Has dialogue ever been a challenge for you? What are some ways that you overcame it?


10 thoughts on “You’ve Got to Say Something

  1. I once tried an exercise that required only dialogue. I did not use anything else, not even “he said” or description beyond what was in a character’s quote.

    My notebook pages looked something like this:
    Sarah – We should go now. It’s getting dark and I don’t like to drive in the dark.
    Tim – Sarah, you don’t have to worry. You know I will be there to protect you. I did it the last time.
    Sarah – But last time was almost too late. We could have lost Val.
    Tim – We didn’t. Are you going to trust me or not?
    Sarah – Calm down, Tim. You know I do. I always trusted you.
    Tim – I didn’t mean to lose my temper, Sarah. I’m sorry.

    Than I had to go back in and fill in the “dialogue” with punctuation and everything else that would make it a scene. It was an interesting exercise to try, but it in its own weird way, helped get me over my fear of dialogue. I also did not have any interruptions to deal with (punctuation, grammar, etc.) when trying to identify a character’s voice.

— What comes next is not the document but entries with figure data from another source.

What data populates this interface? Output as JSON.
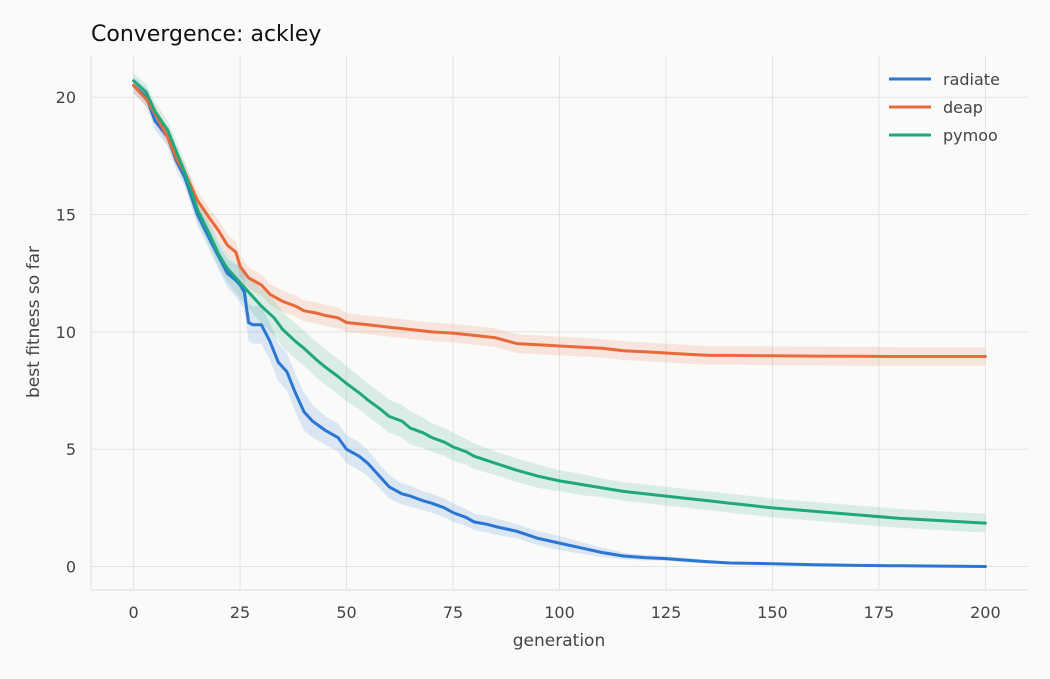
{
  "chart_data": {
    "type": "line",
    "title": "Convergence: ackley",
    "xlabel": "generation",
    "ylabel": "best fitness so far",
    "xlim": [
      -10,
      210
    ],
    "ylim": [
      -1.0,
      21.8
    ],
    "xticks": [
      0,
      25,
      50,
      75,
      100,
      125,
      150,
      175,
      200
    ],
    "yticks": [
      0,
      5,
      10,
      15,
      20
    ],
    "grid": true,
    "legend_position": "top-right",
    "series": [
      {
        "name": "radiate",
        "color": "#2a76d2",
        "band_color": "#2a76d2",
        "x": [
          0,
          3,
          5,
          8,
          10,
          12,
          15,
          18,
          20,
          22,
          24,
          25,
          26,
          27,
          28,
          30,
          32,
          34,
          36,
          38,
          40,
          42,
          45,
          48,
          50,
          53,
          55,
          58,
          60,
          63,
          65,
          68,
          70,
          73,
          75,
          78,
          80,
          83,
          85,
          90,
          95,
          100,
          105,
          110,
          115,
          120,
          125,
          130,
          135,
          140,
          150,
          160,
          170,
          180,
          190,
          200
        ],
        "y": [
          20.5,
          20.0,
          19.0,
          18.3,
          17.3,
          16.6,
          15.0,
          13.9,
          13.2,
          12.5,
          12.2,
          12.0,
          11.7,
          10.4,
          10.3,
          10.3,
          9.6,
          8.7,
          8.3,
          7.4,
          6.6,
          6.2,
          5.8,
          5.5,
          5.0,
          4.7,
          4.4,
          3.8,
          3.4,
          3.1,
          3.0,
          2.8,
          2.7,
          2.5,
          2.3,
          2.1,
          1.9,
          1.8,
          1.7,
          1.5,
          1.2,
          1.0,
          0.8,
          0.6,
          0.45,
          0.38,
          0.34,
          0.27,
          0.2,
          0.15,
          0.12,
          0.08,
          0.05,
          0.03,
          0.02,
          0.0
        ],
        "band": [
          0.35,
          0.4,
          0.4,
          0.4,
          0.4,
          0.4,
          0.45,
          0.5,
          0.55,
          0.6,
          0.7,
          0.75,
          0.8,
          0.8,
          0.8,
          0.8,
          0.8,
          0.8,
          0.8,
          0.8,
          0.8,
          0.7,
          0.6,
          0.6,
          0.6,
          0.6,
          0.55,
          0.5,
          0.5,
          0.45,
          0.45,
          0.4,
          0.4,
          0.4,
          0.4,
          0.35,
          0.35,
          0.35,
          0.35,
          0.3,
          0.3,
          0.3,
          0.25,
          0.2,
          0.15,
          0.12,
          0.1,
          0.1,
          0.08,
          0.06,
          0.05,
          0.04,
          0.03,
          0.02,
          0.02,
          0.02
        ]
      },
      {
        "name": "deap",
        "color": "#e8693a",
        "band_color": "#e8693a",
        "x": [
          0,
          3,
          5,
          8,
          10,
          12,
          15,
          18,
          20,
          22,
          24,
          25,
          27,
          30,
          32,
          35,
          38,
          40,
          43,
          45,
          48,
          50,
          55,
          60,
          65,
          70,
          75,
          80,
          85,
          88,
          90,
          95,
          100,
          105,
          110,
          115,
          120,
          125,
          130,
          135,
          140,
          150,
          160,
          170,
          180,
          190,
          200
        ],
        "y": [
          20.5,
          19.9,
          19.3,
          18.3,
          17.4,
          16.8,
          15.6,
          14.8,
          14.3,
          13.7,
          13.4,
          12.8,
          12.3,
          12.0,
          11.6,
          11.3,
          11.1,
          10.9,
          10.8,
          10.7,
          10.6,
          10.4,
          10.3,
          10.2,
          10.1,
          10.0,
          9.95,
          9.85,
          9.75,
          9.6,
          9.5,
          9.45,
          9.4,
          9.35,
          9.3,
          9.2,
          9.15,
          9.1,
          9.05,
          9.0,
          9.0,
          8.98,
          8.97,
          8.96,
          8.95,
          8.95,
          8.95
        ],
        "band": [
          0.3,
          0.3,
          0.35,
          0.35,
          0.35,
          0.4,
          0.4,
          0.4,
          0.45,
          0.45,
          0.45,
          0.45,
          0.45,
          0.45,
          0.45,
          0.45,
          0.45,
          0.45,
          0.45,
          0.45,
          0.45,
          0.4,
          0.4,
          0.4,
          0.4,
          0.4,
          0.4,
          0.4,
          0.4,
          0.4,
          0.4,
          0.4,
          0.4,
          0.4,
          0.4,
          0.4,
          0.4,
          0.4,
          0.4,
          0.4,
          0.4,
          0.4,
          0.4,
          0.4,
          0.4,
          0.4,
          0.4
        ]
      },
      {
        "name": "pymoo",
        "color": "#1fa87a",
        "band_color": "#1fa87a",
        "x": [
          0,
          3,
          5,
          8,
          10,
          12,
          15,
          18,
          20,
          22,
          25,
          28,
          30,
          33,
          35,
          38,
          40,
          43,
          45,
          48,
          50,
          53,
          55,
          58,
          60,
          63,
          65,
          68,
          70,
          73,
          75,
          78,
          80,
          85,
          90,
          95,
          100,
          105,
          110,
          115,
          120,
          125,
          130,
          135,
          140,
          145,
          150,
          160,
          170,
          180,
          190,
          200
        ],
        "y": [
          20.7,
          20.2,
          19.4,
          18.6,
          17.7,
          16.8,
          15.2,
          14.1,
          13.3,
          12.7,
          12.1,
          11.5,
          11.1,
          10.6,
          10.1,
          9.6,
          9.3,
          8.8,
          8.5,
          8.1,
          7.8,
          7.4,
          7.1,
          6.7,
          6.4,
          6.2,
          5.9,
          5.7,
          5.5,
          5.3,
          5.1,
          4.9,
          4.7,
          4.4,
          4.1,
          3.85,
          3.65,
          3.5,
          3.35,
          3.2,
          3.1,
          3.0,
          2.9,
          2.8,
          2.7,
          2.6,
          2.5,
          2.35,
          2.2,
          2.05,
          1.95,
          1.85
        ],
        "band": [
          0.3,
          0.35,
          0.4,
          0.4,
          0.45,
          0.45,
          0.5,
          0.5,
          0.55,
          0.6,
          0.65,
          0.7,
          0.75,
          0.75,
          0.75,
          0.75,
          0.75,
          0.75,
          0.75,
          0.75,
          0.75,
          0.7,
          0.7,
          0.7,
          0.7,
          0.7,
          0.7,
          0.65,
          0.6,
          0.6,
          0.6,
          0.55,
          0.55,
          0.5,
          0.5,
          0.5,
          0.45,
          0.45,
          0.4,
          0.4,
          0.4,
          0.4,
          0.4,
          0.4,
          0.4,
          0.4,
          0.4,
          0.4,
          0.4,
          0.4,
          0.4,
          0.4
        ]
      }
    ]
  }
}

    • That is an awesome exercise, Tia and I can see that working for me. Those other pesky things like grammer, puncuation, etc. do get in the way and I get frustrated by it. I’m going to try that. Thanks for sharing and stopping by!

  2. Nice post!
    I’m one of those people who likes dialogue (writing and reading it). Unfortunately, as a writer, I’m guilty of sometimes having too much dialogue and have to be REALLY conscious of including narrative, internalization, description, etc. in my stories. I feel more connected to the characters if they are speaking (whether I’m writing or reading a story), and if a book starts with pages and pages of narrative, I often have to make myself read it…or sometimes find myself skimming (especially once I have the gist of what’s taking place). I think a good balance of dialog and narrative takes practice.

    • You are exactly right, Sharon. As hard as it is for me to muster conversation of my own, I realize it’s importance especially in writing a story and don’t want to stay in my characters’ heads for too long. But I don’t want to force it and would much rather get to be a natural at it. All I can do is continue to write and practice. I hope to get better, giving my readers the thing I enjoy so much in my favorite books. Thanks for sharing!

    • I agree and struggle with finding balance at times, too.

      As a reader, I love it when the action becomes part of the unspoken dialogue. I enjoy it when an author shows me a person’s reaction in the description and it’s so crystal clear that it feels like there is a conversation taking place. That adds to the balance.

  3. Cassondra Wynn says:

    Very nice post Aja. I find that I am at that stage in my life when I try to converse as little as possible. I too recall a time when I, like you talked nonstop, what was so important? At this point in time I cannot think of anything. It makes me wonder if as adolescents and young adults we feel the need to take up alot of time and space with the use of words. All I can say now is that, sometimes the less I say, the better I feel.

    • I agree with you Ma. And I know you remember the exploits I mentioned in this post. It may have been around that time, you decided that talking was overrated. At any rate, talking with the right person at the right time can be magical, therapeutic and necessary but filling the air up with the sound of your voice unless singing may just be a waste of space. Thanks for sharing!